A cursory web search reveals that Red Medicine closed at the end of 2014 October, about a year and a half ago now. A quick look at Google Street View shows that as of 2015 March, some months after the closing, the signage is still intact, and Google Maps shows no other restaurant–or any other business, for that matter–has taken over the space. (More research shows that in the years before the opening of Red Medicine, the building at 8400 Wilshire Boulevard, Beverly Hills, CA, was the home of a restaurant called The Continental.)
I have to wonder if those looking to open up a new restaurant in Beverly Hills think the building is now jinxed after some of the crazy crap the previous owner did. The article mentions, in the beginning, the restaurant using an image of Ho Chi Minh as its original logo. This is in addition to the two other noteworthy events I blogged about linked earlier.
The official statement cites the basic “new landlord, higher rent” excuse:
Red Medicine has developed a following of passionate diners over the years and we were delighted to create a unique culinary experience for each and every one of them. With new building ownership and the accompanying overhead cost increases, we have accepted an offer and plan to sell the restaurant.

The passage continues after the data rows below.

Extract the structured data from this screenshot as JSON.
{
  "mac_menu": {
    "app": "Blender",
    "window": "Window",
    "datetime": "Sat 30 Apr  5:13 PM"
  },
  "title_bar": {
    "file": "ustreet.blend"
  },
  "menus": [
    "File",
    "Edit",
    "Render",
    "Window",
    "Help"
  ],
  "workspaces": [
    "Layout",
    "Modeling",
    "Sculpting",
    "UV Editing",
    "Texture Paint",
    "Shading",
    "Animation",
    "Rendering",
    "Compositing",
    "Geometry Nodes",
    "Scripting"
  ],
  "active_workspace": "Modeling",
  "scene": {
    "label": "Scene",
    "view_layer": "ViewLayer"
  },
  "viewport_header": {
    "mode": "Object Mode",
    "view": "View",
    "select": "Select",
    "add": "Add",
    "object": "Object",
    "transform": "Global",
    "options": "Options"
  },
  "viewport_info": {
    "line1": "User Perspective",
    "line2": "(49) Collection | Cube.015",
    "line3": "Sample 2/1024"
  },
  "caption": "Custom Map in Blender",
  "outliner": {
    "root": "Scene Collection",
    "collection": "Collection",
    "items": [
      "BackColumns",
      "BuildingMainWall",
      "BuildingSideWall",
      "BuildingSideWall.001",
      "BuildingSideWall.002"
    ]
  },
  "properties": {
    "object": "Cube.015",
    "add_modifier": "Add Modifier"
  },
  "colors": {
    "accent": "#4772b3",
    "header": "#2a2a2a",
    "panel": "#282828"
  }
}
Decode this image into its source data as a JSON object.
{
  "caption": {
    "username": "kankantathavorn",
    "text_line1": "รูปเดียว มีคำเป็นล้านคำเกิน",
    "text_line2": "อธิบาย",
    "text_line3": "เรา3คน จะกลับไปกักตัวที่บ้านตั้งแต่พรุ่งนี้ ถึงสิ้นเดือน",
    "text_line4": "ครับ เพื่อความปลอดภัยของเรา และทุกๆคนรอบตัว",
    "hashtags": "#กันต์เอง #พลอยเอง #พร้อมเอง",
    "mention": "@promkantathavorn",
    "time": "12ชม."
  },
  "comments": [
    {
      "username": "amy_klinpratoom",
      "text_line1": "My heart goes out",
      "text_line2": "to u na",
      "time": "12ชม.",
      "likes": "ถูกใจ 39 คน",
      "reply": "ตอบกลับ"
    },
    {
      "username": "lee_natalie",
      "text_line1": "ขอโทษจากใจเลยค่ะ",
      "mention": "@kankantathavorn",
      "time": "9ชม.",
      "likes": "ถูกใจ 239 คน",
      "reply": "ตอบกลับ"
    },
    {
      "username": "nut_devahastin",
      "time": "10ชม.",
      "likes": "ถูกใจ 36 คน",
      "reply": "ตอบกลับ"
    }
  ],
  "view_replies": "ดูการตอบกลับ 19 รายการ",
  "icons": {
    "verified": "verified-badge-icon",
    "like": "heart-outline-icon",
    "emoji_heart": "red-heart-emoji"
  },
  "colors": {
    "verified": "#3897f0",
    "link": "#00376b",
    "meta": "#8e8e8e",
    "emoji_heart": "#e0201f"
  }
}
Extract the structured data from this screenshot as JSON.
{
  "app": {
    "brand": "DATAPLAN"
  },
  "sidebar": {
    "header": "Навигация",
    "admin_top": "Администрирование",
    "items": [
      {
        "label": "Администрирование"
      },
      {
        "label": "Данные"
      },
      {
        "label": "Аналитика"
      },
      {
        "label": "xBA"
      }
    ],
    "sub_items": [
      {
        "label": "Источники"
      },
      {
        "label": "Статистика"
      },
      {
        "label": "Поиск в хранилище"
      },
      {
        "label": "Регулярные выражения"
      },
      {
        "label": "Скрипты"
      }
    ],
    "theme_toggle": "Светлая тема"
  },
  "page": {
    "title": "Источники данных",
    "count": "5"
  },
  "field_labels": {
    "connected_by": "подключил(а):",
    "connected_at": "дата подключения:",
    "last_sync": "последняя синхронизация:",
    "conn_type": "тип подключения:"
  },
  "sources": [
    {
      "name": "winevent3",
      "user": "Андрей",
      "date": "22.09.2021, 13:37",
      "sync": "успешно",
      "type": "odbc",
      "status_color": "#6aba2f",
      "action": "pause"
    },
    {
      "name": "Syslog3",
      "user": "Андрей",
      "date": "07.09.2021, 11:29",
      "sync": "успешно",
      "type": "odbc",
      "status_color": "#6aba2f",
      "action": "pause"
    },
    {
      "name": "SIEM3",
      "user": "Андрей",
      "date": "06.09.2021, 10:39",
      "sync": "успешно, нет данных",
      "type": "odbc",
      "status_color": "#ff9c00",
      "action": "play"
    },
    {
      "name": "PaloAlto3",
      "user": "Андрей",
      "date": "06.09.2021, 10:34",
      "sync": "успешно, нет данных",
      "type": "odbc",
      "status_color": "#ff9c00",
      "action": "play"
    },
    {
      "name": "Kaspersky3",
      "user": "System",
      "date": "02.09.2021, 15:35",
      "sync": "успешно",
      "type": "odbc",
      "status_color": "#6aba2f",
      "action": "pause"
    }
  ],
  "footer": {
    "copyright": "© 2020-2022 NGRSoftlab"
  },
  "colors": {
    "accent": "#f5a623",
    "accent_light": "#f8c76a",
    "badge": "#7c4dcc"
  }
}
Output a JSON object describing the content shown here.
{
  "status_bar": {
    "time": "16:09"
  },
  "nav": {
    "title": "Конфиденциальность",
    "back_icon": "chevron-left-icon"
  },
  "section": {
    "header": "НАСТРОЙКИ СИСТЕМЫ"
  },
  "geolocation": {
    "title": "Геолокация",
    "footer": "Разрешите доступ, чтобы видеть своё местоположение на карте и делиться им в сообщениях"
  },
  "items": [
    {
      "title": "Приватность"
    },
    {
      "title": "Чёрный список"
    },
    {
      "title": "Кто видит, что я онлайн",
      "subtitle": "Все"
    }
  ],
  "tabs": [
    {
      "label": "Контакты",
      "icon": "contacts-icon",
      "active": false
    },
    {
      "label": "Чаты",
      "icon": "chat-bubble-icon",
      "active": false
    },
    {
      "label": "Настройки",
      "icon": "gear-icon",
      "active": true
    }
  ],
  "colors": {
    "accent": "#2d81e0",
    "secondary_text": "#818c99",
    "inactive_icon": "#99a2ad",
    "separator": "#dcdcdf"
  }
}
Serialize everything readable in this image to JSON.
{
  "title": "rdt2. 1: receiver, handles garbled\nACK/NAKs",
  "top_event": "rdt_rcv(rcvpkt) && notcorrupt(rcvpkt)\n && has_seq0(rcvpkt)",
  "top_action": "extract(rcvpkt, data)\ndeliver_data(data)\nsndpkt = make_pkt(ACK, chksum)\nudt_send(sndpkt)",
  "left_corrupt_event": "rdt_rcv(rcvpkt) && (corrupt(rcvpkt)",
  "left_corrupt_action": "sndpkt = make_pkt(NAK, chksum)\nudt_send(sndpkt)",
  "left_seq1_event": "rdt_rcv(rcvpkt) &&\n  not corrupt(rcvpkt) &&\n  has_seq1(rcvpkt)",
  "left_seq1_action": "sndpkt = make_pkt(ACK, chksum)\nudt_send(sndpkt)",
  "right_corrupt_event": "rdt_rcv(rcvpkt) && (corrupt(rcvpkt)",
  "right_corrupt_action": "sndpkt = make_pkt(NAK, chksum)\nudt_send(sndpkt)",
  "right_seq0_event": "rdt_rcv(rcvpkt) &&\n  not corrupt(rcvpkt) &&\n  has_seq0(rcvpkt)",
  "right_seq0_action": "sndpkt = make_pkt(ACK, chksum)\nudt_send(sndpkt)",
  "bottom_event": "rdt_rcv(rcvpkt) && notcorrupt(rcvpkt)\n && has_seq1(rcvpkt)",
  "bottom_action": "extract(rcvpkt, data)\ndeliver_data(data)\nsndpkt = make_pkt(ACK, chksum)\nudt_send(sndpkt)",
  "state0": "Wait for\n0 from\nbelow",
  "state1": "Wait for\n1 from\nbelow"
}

However, I think there’s more to it than that. A business that is truly doing well should be able to succeed in spite of an increase in rent (assuming the new rent is still reasonable). A business that is barely getting by, will more likely have an owner willing to sell and get out before there is a chance of losing it all.
I think Red Medicine’s owner pissed off many people. From the Ho Chi Minh thing, to outing a food critic, to the clearly inappropriate broadcasting the names of diners who couldn’t make their reservations, a lot of people had at least one reason never to dine there.
To the new tenants of 8400 Wilshire Boulevard, when there are any: Don’t run your business like an idiot, and you’ll almost certainly be fine.